Foto PBB/Loey Felipe
SOLUSI DUA NEGARA - Foto diambil dari website resmi United Nations, Sabtu (13/9/2025). Majelis Umum PBB memberikan suara untuk mendukung “Deklarasi New York,” sebuah resolusi yang berupaya memberikan napas baru bagi solusi dua negara antara Israel dan Palestina pada hari Jumat (12/9/2025). 

TRIBUNNEWS.COM - Majelis Umum Perserikatan Bangsa-Bangsa (PBB) menggelar pemungutan suara untuk resolusi yang menguraikan langkah-langkah yang mendukung solusi dua negara untuk Palestina dan Israel pada hari Jumat (12/9/2025).

Resolusi tersebut berjudul "Deklarasi New York tentang Penyelesaian Damai Masalah Palestina dan Implementasi Solusi Dua Negara" yang diajukan oleh Arab Saudi dan Prancis, serta telah mendapat persetujuan Liga Arab dan 17 negara anggota PBB.

Resolusi itu mendapat 142 suara mendukung, 10 suara menolak, dan 12 suara abstain.

Isi resolusi yang didukung oleh Majelis Umum PBB itu di antaranya mengutuk serangan Israel di Jalur Gaza dan serangan Gerakan Perlawanan Islam (Hamas) terhadap Israel pada 7 Oktober 2023.

Dokumen tersebut juga menyerukan diakhirinya kekuasaan Hamas di Jalur Gaza dan menyerahkan senjata mereka kepada Otoritas Palestina (PA).

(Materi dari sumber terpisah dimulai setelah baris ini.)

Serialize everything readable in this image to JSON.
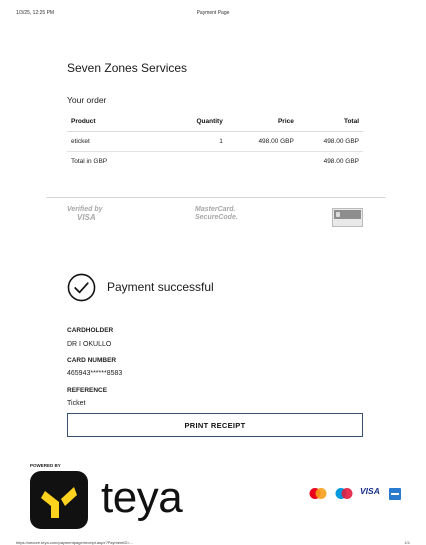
{
  "print_header": {
    "date": "1/3/25, 12:25 PM",
    "title": "Payment Page"
  },
  "merchant_name": "Seven Zones Services",
  "order": {
    "heading": "Your order",
    "columns": [
      "Product",
      "Quantity",
      "Price",
      "Total"
    ],
    "rows": [
      {
        "product": "eticket",
        "quantity": "1",
        "price": "498.00 GBP",
        "total": "498.00 GBP"
      }
    ],
    "total_label": "Total in GBP",
    "total_value": "498.00 GBP"
  },
  "security_badges": {
    "visa_line1": "Verified by",
    "visa_line2": "VISA",
    "mastercard_line1": "MasterCard.",
    "mastercard_line2": "SecureCode."
  },
  "status": {
    "message": "Payment successful",
    "icon": "check-circle-icon"
  },
  "receipt": {
    "cardholder_label": "CARDHOLDER",
    "cardholder_value": "DR I OKULLO",
    "card_number_label": "CARD NUMBER",
    "card_number_value": "465943******8583",
    "reference_label": "REFERENCE",
    "reference_value": "Ticket"
  },
  "print_button": "PRINT RECEIPT",
  "footer_brand": {
    "powered_by": "POWERED BY",
    "brand": "teya",
    "brand_color": "#FFD21E"
  },
  "card_logos": {
    "visa_text": "VISA"
  },
  "print_footer": {
    "url": "https://secure.teya.com/paymentpage/receipt.aspx?PaymentID=...",
    "page": "1/1"
  }
}
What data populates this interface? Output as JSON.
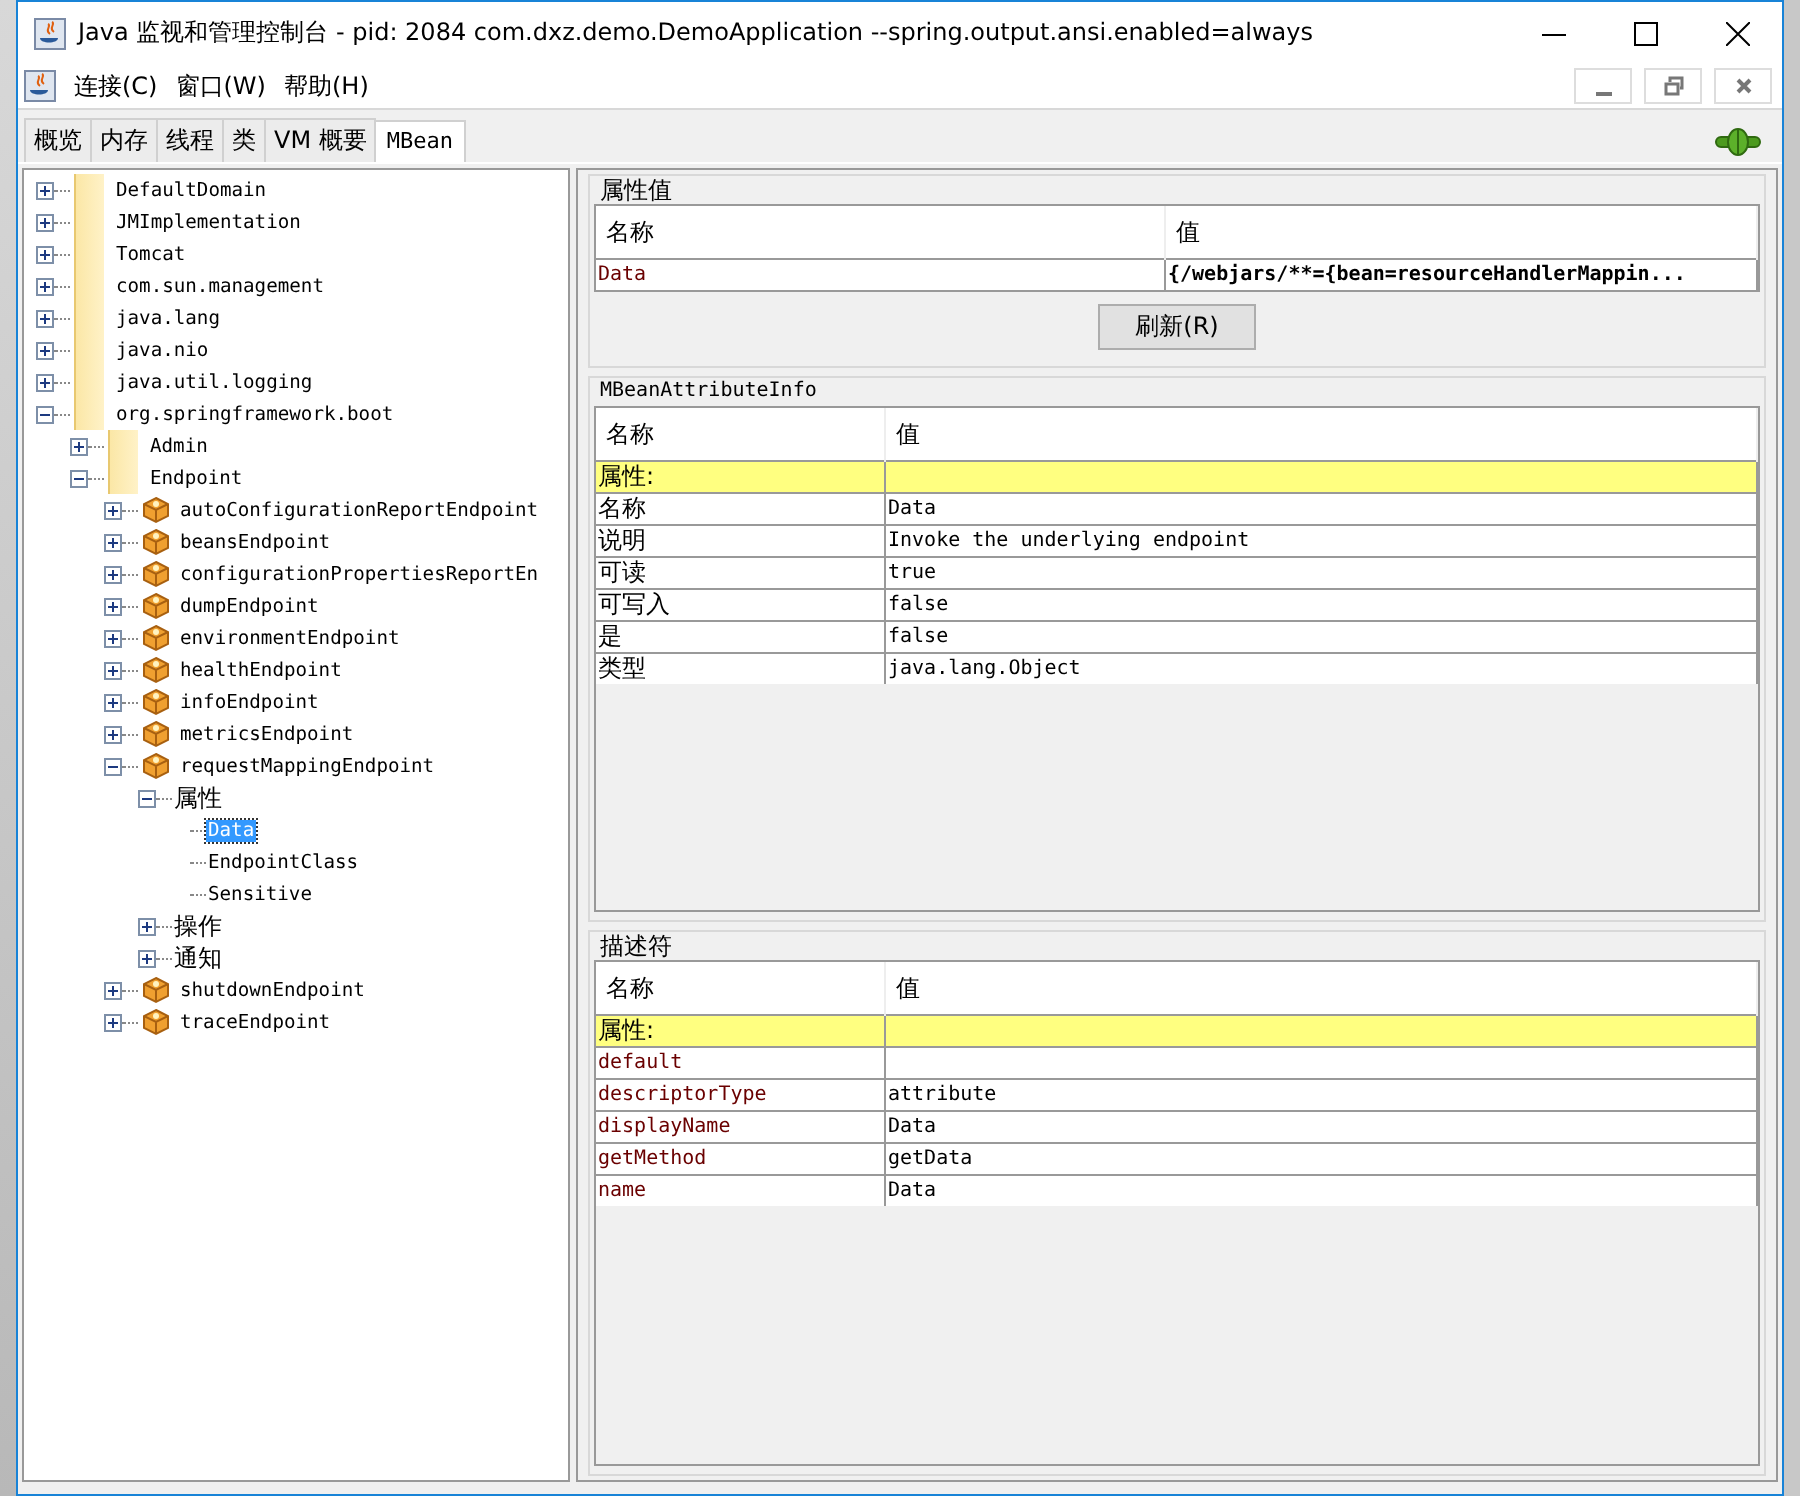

“Dalam konteks mengakhiri perang di Gaza, Hamas harus mengakhiri kekuasaannya di Gaza dan menyerahkan persenjataannya kepada Otoritas Palestina, dengan keterlibatan dan dukungan internasional, sejalan dengan tujuan Negara Palestina yang berdaulat dan merdeka," bunyi resolusi itu, seperti dikutip oleh Arab News.

Mereka juga mengutuk pemblokiran jalur masuk dan pengepungan Jalur Gaza oleh Israel yang mengakibatkan kelaparan parah dan kematian.

“Kami juga mengecam serangan Israel terhadap warga sipil dan infrastruktur sipil di Gaza serta ‘pengepungan dan kelaparan yang telah mengakibatkan bencana kemanusiaan yang dahsyat dan krisis perlindungan,’” lanjutnya.

Tak hanya itu, resolusi tersebut juga mendukung normalisasi hubungan Israel dengan negara-negara Arab.

Duta Besar Prancis untuk PBB, Jerome Bonnafont, yang mengajukan resolusi tersebut, menggambarkannya sebagai peta jalan tunggal untuk mewujudkan solusi dua negara.

Ia juga menyoroti pentingnya gencatan senjata segera dan pembebasan sandera di Jalur Gaza.

Baca juga: PM Israel Netanyahu Setujui Proyek E1 di Tepi Barat: Tak Ada Negara Palestina

Pemungutan suara pada hari Jumat dilakukan menjelang pertemuan puncak PBB yang diketuai oleh Arab Saudi dan Prancis pada 22 September mendatang.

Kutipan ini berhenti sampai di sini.